1. Measuring and materials

  • Measure your seat and back. The 2015 two-seater California Beach measures 118cm x 55cm on the seat. The back is 118cm x 75cm.

Measure twice, cut once. It’s the carpenter’s creed – and it avoids annoying mistakes. I also did a lot of the checking and fitting in the van so I could see things in place and spot any problems.

  • Select a hardwearing but soft material. You’ll need around 4m of 150cm wide fabric, but more if you need to match patterns.
  • You also need two sheets of wadding or light foam. I decided to do two pads rather than one big one to leave room for the seatbelt clips and because two separate pads are more versatile. I used 3cm memory foam.
  • Your cushions need simple cases/covers that can be removed for washing – no fancy edging, just straight hems. I used zips, but a roll of press-studs on tape or individual press studs would work too.

2. Cutting out and shaping

  • Seat – Working in the van, so you can get sizes exact, cut your wadding or foam to the size of the seat – just a basic rectangle. Cut out a small area to accommodate the seat-belts in the middle.

The pieces cut for the back rest and the seat. I overlaid a strip of patterned fabric, but you can leave them plain. Cutting the slot for the seatbelt clip is best done in the van, so you can check everything lines up.

  • Back – Cut your wadding pad to fit the back rest, and create two cutaway sections top left and right for the seat-belt slots.
  • Now cut two pieces of fabric to the same size and shape as the pads, leaving 2cm/1” all round for the seams.

3. Sewing your seat covers

  • If you’re using zips, sew these in to the short ends. Other types of fastenings can be done last. When I learnt the easy way to do zips, I turned from zipperphobe to zipperphile! Basically, you hem the edge that will hold the zipper a zip-width from the top then iron the hem open. 
  • Now place your zip (wrong side up) with the teeth running along the sewn line. Sew it into place and then snip open the hem that’s between the teeth. Neat and invisible.
  • Sew up the three other sides on the covers (remembering to leave the zip open).


Extra finesse to make your campervan fantastic

A neat valance

  • On the seat, you might want to have a bit of a valance that hangs over the curve of the seat. It’ll look neater and be more protective. I also like the way it disguises there’s a drawer.

    With the valance in place. Basically an extra flat cover under the cushion with a strip sewn along the edge.

  • Cut another seat-size piece of fabric. Cut a piece to run along the front of the seat and another shorter piece for the side of the seat (ours is the side next to the sliding door).
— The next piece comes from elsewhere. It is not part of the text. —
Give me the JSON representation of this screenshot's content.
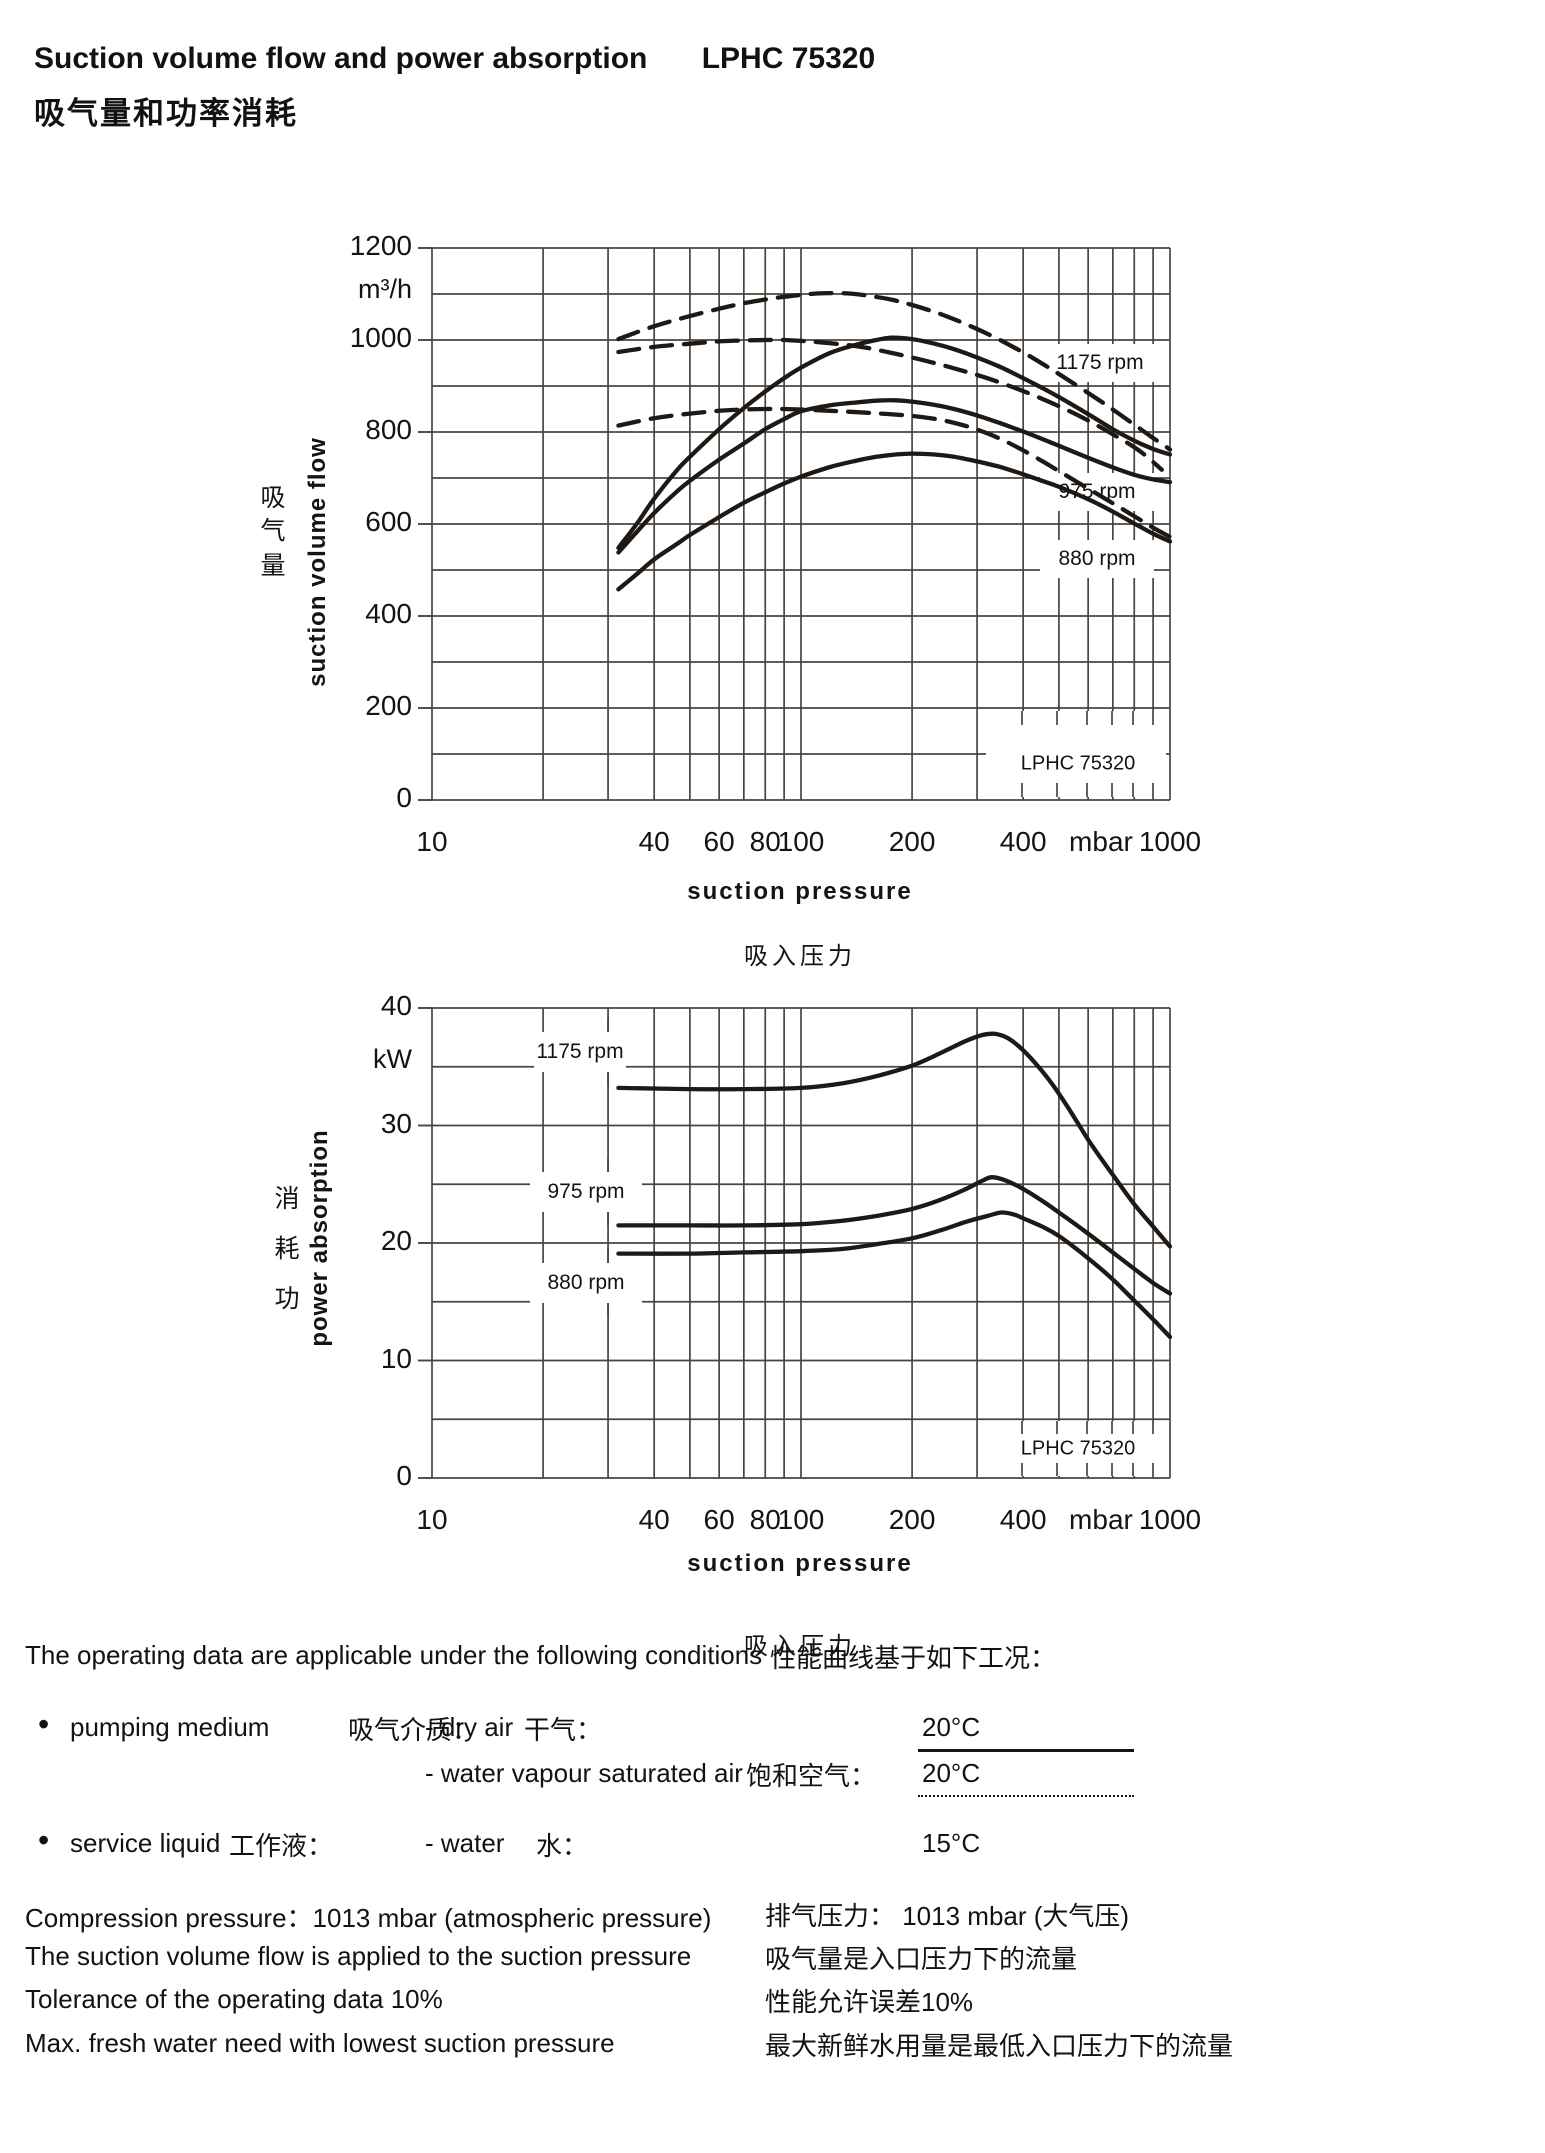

You don’t need one for the far end.
  • Hem all these and then, in the van, pin the pieces together in place, so you can adjust to fit exactly.
  • This valance sits under your cushion and everything stays neatly in place

Loose cushions and the storage box

  • I actually used two fabrics – a plain one as a base with a patterned material sewn in strips to break up the grey.

  • I also made simple matching loose cushions from the patterned fabric.
  • Finally, I covered the storage box cushion with the plain fabric using the same technique as the main seat cushions.

Attaching the seat back cushion

I found that putting the seatbelts over the back cushion keeps it put. If not (if you’ve used heavier foam, for example), you can make some loops to run over the top and tie down the back of the seat.